France : à Calais, un délicat travail lors des décès de migrants
Médecins légistes et associations s'activent pour identifier les victime, faciliter leur inhumation et rendre un peu de dignité aux migrants
Identifier la victime et faciliter son inhumation : médecins légistes et associations tentent de rendre leur dignité aux migrants tués à Calais, dans le nord de la France, lors de leur périlleuse quête d’Angleterre.
Près d’une trentaine d’entre eux ont péri depuis juin 2015, heurtés par un véhicule ou un train, noyés ou électrocutés sur le site d’Eurotunnel. Dernier cas en date : le 9 mai, un Pakistanais de 24 ans dont le rêve d’Angleterre a été fracassé par une voiture sur la rocade portuaire de Calais.
En cas de mort violente sur la voie publique, le corps est « systématiquement autopsié pour qu’aucune ambiguïté sur son décès ne subsiste », explique à l’AFP Stéphane Chochois, médecin légiste et chef de l’unité médico-judiciaire au centre hospitalier de la ville.

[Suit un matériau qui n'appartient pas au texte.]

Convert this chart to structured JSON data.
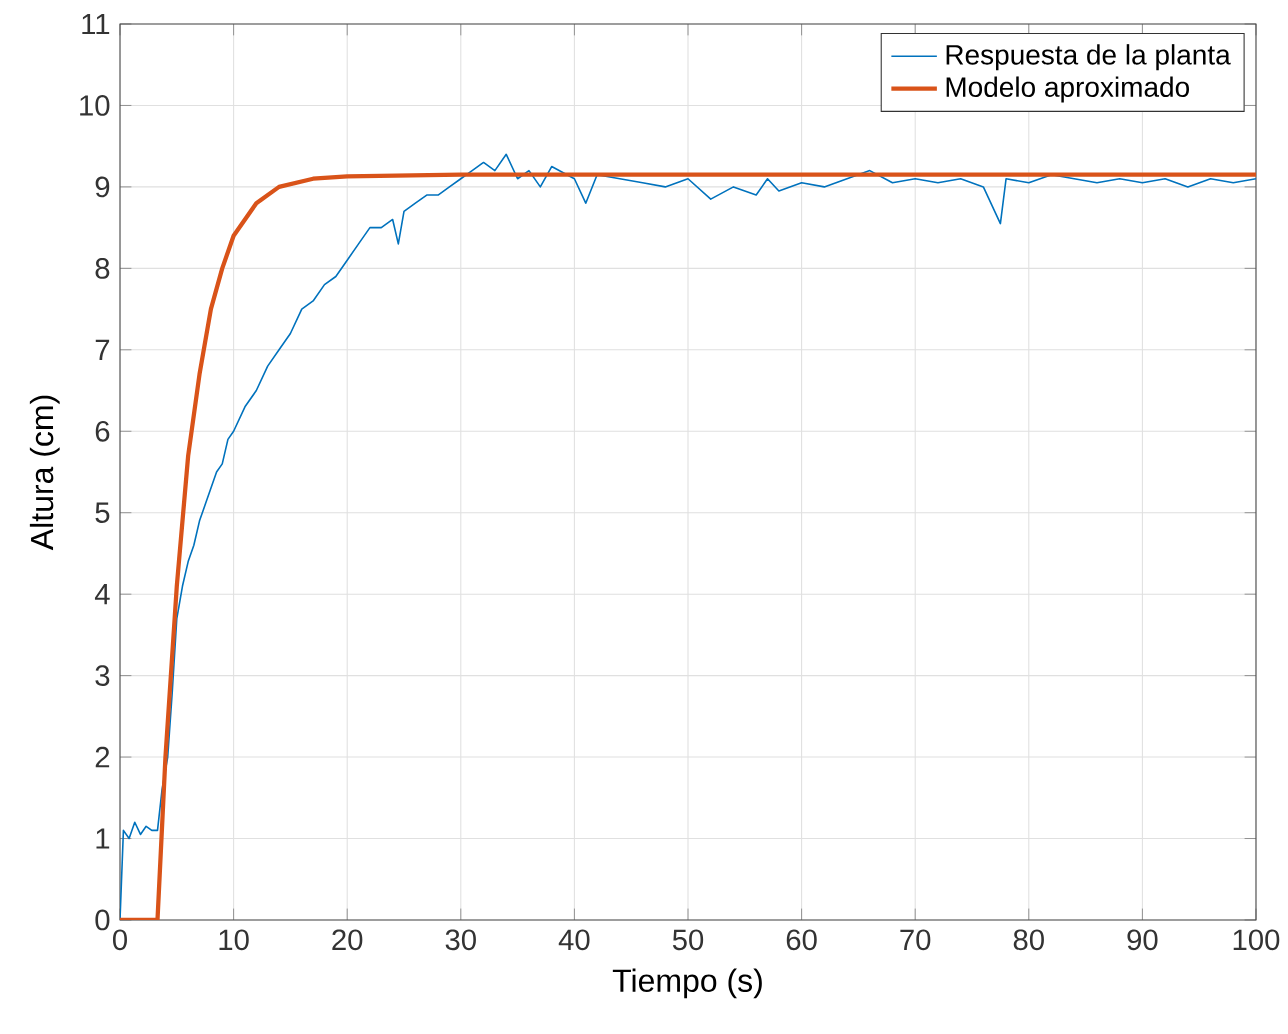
{
  "chart_data": {
    "type": "line",
    "xlabel": "Tiempo (s)",
    "ylabel": "Altura (cm)",
    "xlim": [
      0,
      100
    ],
    "ylim": [
      0,
      11
    ],
    "xticks": [
      0,
      10,
      20,
      30,
      40,
      50,
      60,
      70,
      80,
      90,
      100
    ],
    "yticks": [
      0,
      1,
      2,
      3,
      4,
      5,
      6,
      7,
      8,
      9,
      10,
      11
    ],
    "grid": true,
    "legend": "top right",
    "series": [
      {
        "name": "Respuesta de la planta",
        "color": "#0072bd",
        "x": [
          0,
          0.3,
          0.8,
          1.3,
          1.8,
          2.3,
          2.8,
          3.3,
          3.7,
          4.2,
          4.6,
          5,
          5.5,
          6,
          6.5,
          7,
          7.5,
          8,
          8.5,
          9,
          9.5,
          10,
          11,
          12,
          13,
          14,
          15,
          16,
          17,
          18,
          19,
          20,
          21,
          22,
          23,
          24,
          24.5,
          25,
          26,
          27,
          28,
          29,
          30,
          31,
          32,
          33,
          34,
          35,
          36,
          37,
          38,
          40,
          41,
          42,
          44,
          46,
          48,
          50,
          52,
          54,
          56,
          57,
          58,
          60,
          62,
          64,
          66,
          68,
          70,
          72,
          74,
          76,
          77.5,
          78,
          80,
          82,
          84,
          86,
          88,
          90,
          92,
          94,
          96,
          98,
          100
        ],
        "values": [
          0,
          1.1,
          1.0,
          1.2,
          1.05,
          1.15,
          1.1,
          1.1,
          1.6,
          2.0,
          2.8,
          3.7,
          4.1,
          4.4,
          4.6,
          4.9,
          5.1,
          5.3,
          5.5,
          5.6,
          5.9,
          6.0,
          6.3,
          6.5,
          6.8,
          7.0,
          7.2,
          7.5,
          7.6,
          7.8,
          7.9,
          8.1,
          8.3,
          8.5,
          8.5,
          8.6,
          8.3,
          8.7,
          8.8,
          8.9,
          8.9,
          9.0,
          9.1,
          9.2,
          9.3,
          9.2,
          9.4,
          9.1,
          9.2,
          9.0,
          9.25,
          9.1,
          8.8,
          9.15,
          9.1,
          9.05,
          9.0,
          9.1,
          8.85,
          9.0,
          8.9,
          9.1,
          8.95,
          9.05,
          9.0,
          9.1,
          9.2,
          9.05,
          9.1,
          9.05,
          9.1,
          9.0,
          8.55,
          9.1,
          9.05,
          9.15,
          9.1,
          9.05,
          9.1,
          9.05,
          9.1,
          9.0,
          9.1,
          9.05,
          9.1
        ]
      },
      {
        "name": "Modelo aproximado",
        "color": "#d95319",
        "x": [
          0,
          3.3,
          4,
          5,
          6,
          7,
          8,
          9,
          10,
          12,
          14,
          17,
          20,
          30,
          100
        ],
        "values": [
          0,
          0,
          2.0,
          4.1,
          5.7,
          6.7,
          7.5,
          8.0,
          8.4,
          8.8,
          9.0,
          9.1,
          9.13,
          9.15,
          9.15
        ]
      }
    ]
  }
}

L’identification des corps peut ensuite prendre des mois et les dépouilles restent parfois longtemps à la morgue. Il faut activer toutes les pistes : interroger les compagnons de voyage du migrant décédé, tenter de mettre la main sur tout document attestant son identité, faire parler des puces de téléphone ou, à défaut, les empreintes et l’ADN du défunt.
Certaines conditions particulièrement terribles du décès ne facilitent pas cette tâche. Le médecin légiste se souvient ainsi d’un corps disséminé « sur 20 mètres » l’été dernier » après avoir été traîné par un train ».
Soutien psychologique
La plupart du temps, seules les associations permettent d’établir le lien entre la police, l’hôpital ou les pompes funèbres et les familles ou la communauté de la victime.
« Souvent, la police m’envoie des photos ‘présentables’ que j’imprime et qui me permettront de retrouver des proches habitant la ‘Jungle' », ce bidonville immense et tristement célèbre près de Calais où s’entassent les migrants, « pour identifier définitivement puis préparer l’après », raconte Lou, psychologue au sein de l’organisation Médecins du Monde.
Le soutien psychologique est central dans ses missions. Comme « en octobre, quand une Syrienne de 26 ans est décédée après avoir été percutée par une voiture sous les yeux de son fils de 9 ans… Il y a du boulot… A Eurotunnel, par exemple, les agents bénéficient d’un soutien. Mais les migrants, eux, n’en ont aucun », souligne la psychologue.
Elle accompagne alors les communautés et les guide dans leurs démarches administratives.
« Faire rapatrier un corps n’est pas toujours évident quand on vit à des milliers de kilomètres, surtout quand on ne maîtrise pas la langue ni les us et coutumes », dit-elle.
Une croix en bois et un nom
La jeune bénévole pointe également le caractère aléatoire de chaque situation : « Les liens changent en fonction des ambassades, dont certaines financent en partie le rapatriement, en fonction des prix, qui varient fortement, ou des procédures parfois très compliquées ».
Si les familles dans le pays d’origine ont pu être contactées, souhaitent et peuvent payer des rapatriements oscillant entre 3000 et 6000 euros, les démarches sont relativement rapides. La diaspora peut aussi décider de cotiser pour offrir une fin décente à ces malheureux.
A défaut, un enterrement est organisé dans la commune où est décédée la victime, qui ne peut refuser le corps.
« On ne meurt jamais par hasard à Calais »
Lou, psychologue à Médecin du Monde
Dans le cimetière nord de Calais, les tombes de migrants sont facilement repérables au milieu du carré musulman : une simple croix en bois, sur laquelle est gravé un nom, accompagné le plus souvent de la seule date de décès. Il y a parfois des restes de fleurs, fanées, sur le petit monticule de terre livré aux mauvaises herbes.
Lorsqu’aucune identification n’est possible, ils sont enterrés plus loin. Lou pointe du doigt un endroit isolé du cimetière, le carré des indigents, et soupire : « Que ce soit à la frontière ou au bidonville, on ne meurt jamais pas hasard à Calais ».